Regresamos en ese tren maravilloso a la vez que desgraciado, ligado a aquel 24 de julio, y tuvimos un viaje cómo y relajado; sin descalzarnos, sin quitarnos el cinturón, volvimos por el módico precio de 27 euros. En poco más de cinco horas y media nos dejó a cinco minutos del centro de Santiago. Hacía años que no usábamos el tren de largo recorrido y repetiremos. Esto es viajar y lo otro, transporte ganadero.

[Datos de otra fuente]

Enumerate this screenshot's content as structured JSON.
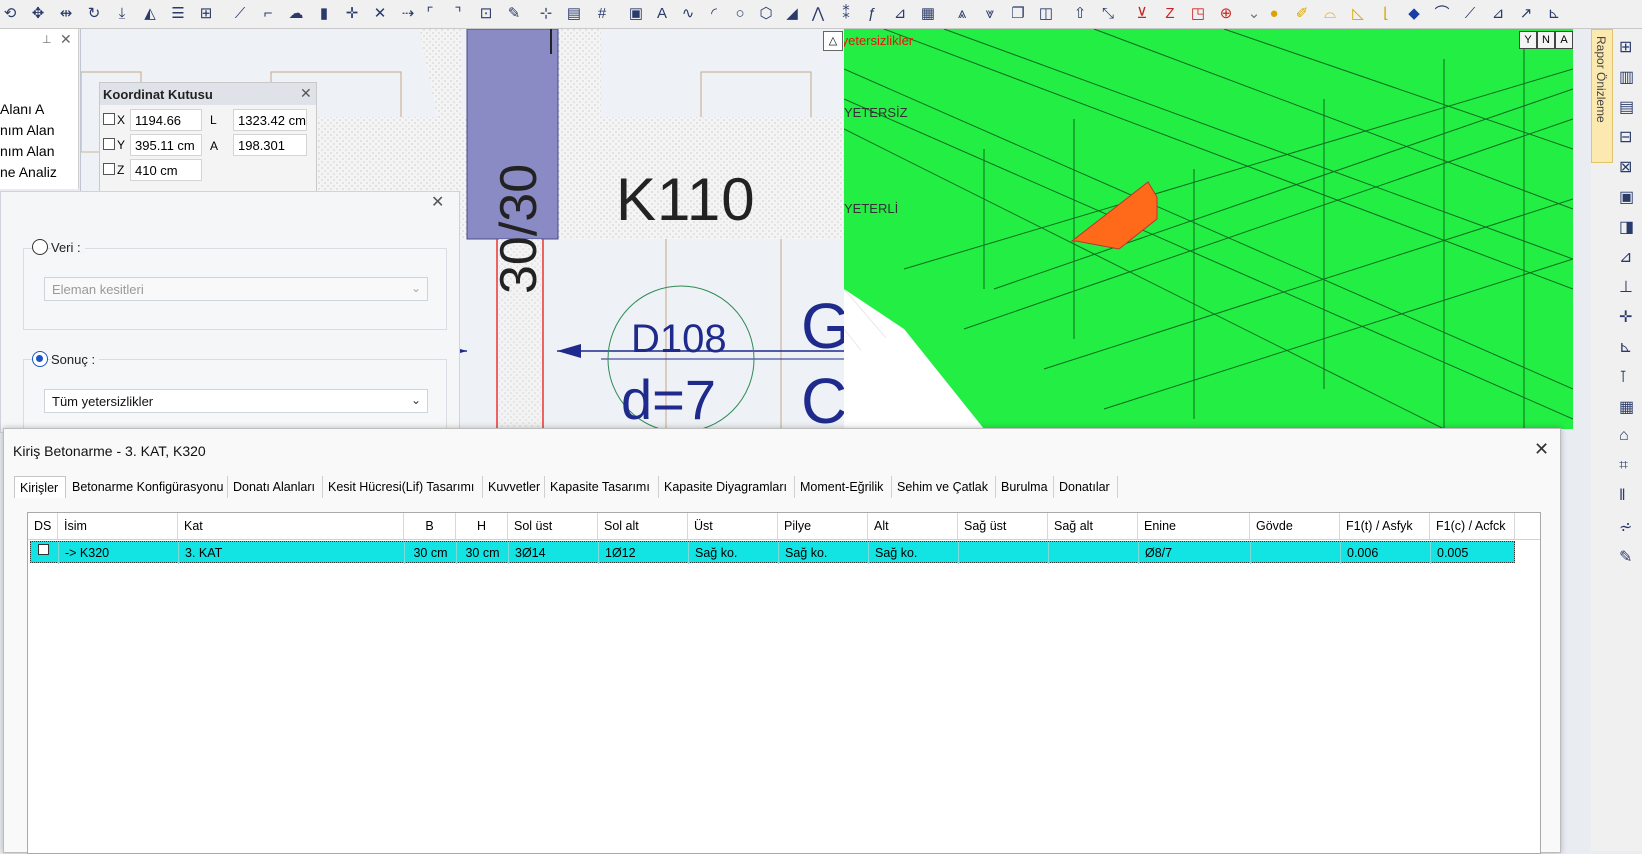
{
  "colors": {
    "accent_row": "#12e3e3",
    "green": "#22ee44",
    "red": "#ee1111",
    "orange": "#ff6a1a",
    "cad_blue": "#1e2a8c"
  },
  "left_panel": {
    "lines": [
      "Alanı A",
      "nım Alan",
      "nım Alan",
      "ne Analiz"
    ]
  },
  "cad": {
    "column_label": "K110",
    "beam_size": "30/30",
    "slab_label": "D108",
    "slab_thickness": "d=7",
    "partial_right_1": "G",
    "partial_right_2": "C"
  },
  "coord_box": {
    "title": "Koordinat Kutusu",
    "x_label": "X",
    "x_value": "1194.66 cm",
    "y_label": "Y",
    "y_value": "395.11 cm",
    "z_label": "Z",
    "z_value": "410 cm",
    "l_label": "L",
    "l_value": "1323.42 cm",
    "a_label": "A",
    "a_value": "198.301"
  },
  "filter_dialog": {
    "veri_label": "Veri :",
    "veri_select": "Eleman kesitleri",
    "sonuc_label": "Sonuç :",
    "sonuc_select": "Tüm yetersizlikler"
  },
  "view3d": {
    "legend_title": "Tüm yetersizlikler",
    "legend_yetersiz": "YETERSİZ",
    "legend_yeterli": "YETERLİ",
    "buttons": [
      "Y",
      "N",
      "A"
    ]
  },
  "right_sidebar": {
    "vertical_tab": "Rapor Önizleme"
  },
  "main_dialog": {
    "title": "Kiriş Betonarme - 3. KAT, K320",
    "tabs": [
      "Kirişler",
      "Betonarme Konfigürasyonu",
      "Donatı Alanları",
      "Kesit Hücresi(Lif) Tasarımı",
      "Kuvvetler",
      "Kapasite Tasarımı",
      "Kapasite Diyagramları",
      "Moment-Eğrilik",
      "Sehim ve Çatlak",
      "Burulma",
      "Donatılar"
    ],
    "columns": [
      "DS",
      "İsim",
      "Kat",
      "B",
      "H",
      "Sol üst",
      "Sol alt",
      "Üst",
      "Pilye",
      "Alt",
      "Sağ üst",
      "Sağ alt",
      "Enine",
      "Gövde",
      "F1(t) / Asfyk",
      "F1(c) / Acfck"
    ],
    "row": [
      "",
      "-> K320",
      "3. KAT",
      "30 cm",
      "30 cm",
      "3Ø14",
      "1Ø12",
      "Sağ ko.",
      "Sağ ko.",
      "Sağ ko.",
      "",
      "",
      "Ø8/7",
      "",
      "0.006",
      "0.005"
    ]
  }
}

La única pega fue que un individuo nos acercó a Chamartín a 15 minutos de que nos saliese el tren. En un alarde de incomprensible inocencia, le preguntamos si nos podía dar un tíquet que se nos había olvidado pedir a un compañero suyo en el trayecto del hotel hasta Fitur. Nos dijo «sin problema» pero que nos cobraba diez euracos por el «favor». Más embrutecimiento: todo es bussines, pelas y más pelas. Le dijimos que era una lástima, que por supuesto que pensábamos en darle una propina por el favor pero el hecho de que le pusiese tarifa, ya nos había quitado las ganas de volver a pedir nada a nadie en este Madrid, que notamos muy embrutecido. Será que somos más de aldea que los carballos. Y a mucha honra.
En fin, queridos lectores, estas son nuestras pobres notas sobre lo que nos pasó en Fitur, que siempre vuelve a casa después de Navidad.
Pilar
Gracias por tu respuesta. No intentaba ser catastrofista si no constatar mi percepción aséptica de algo que veo cada año se agudiza más. Tu Madrid lo comparto y hay mas cosas que me gustan que las que no.
Me encanta esta realidad así contada y esta visión real de FITUR. Los profesionales de este sector estamos cansados del FITUR de palmito y si no es por necesidad, ni aparecemos.
Y del resto,….de mi Madrid, me averguenzo…como me gustaría que el trato recibido hubiera sido como en un pueblo de 100 habitantes,…pero se nos ha subido y hay que sacar por donde sea. Ojala vuelva eso que se llama humanidad y educación,yo, apuesto por ello.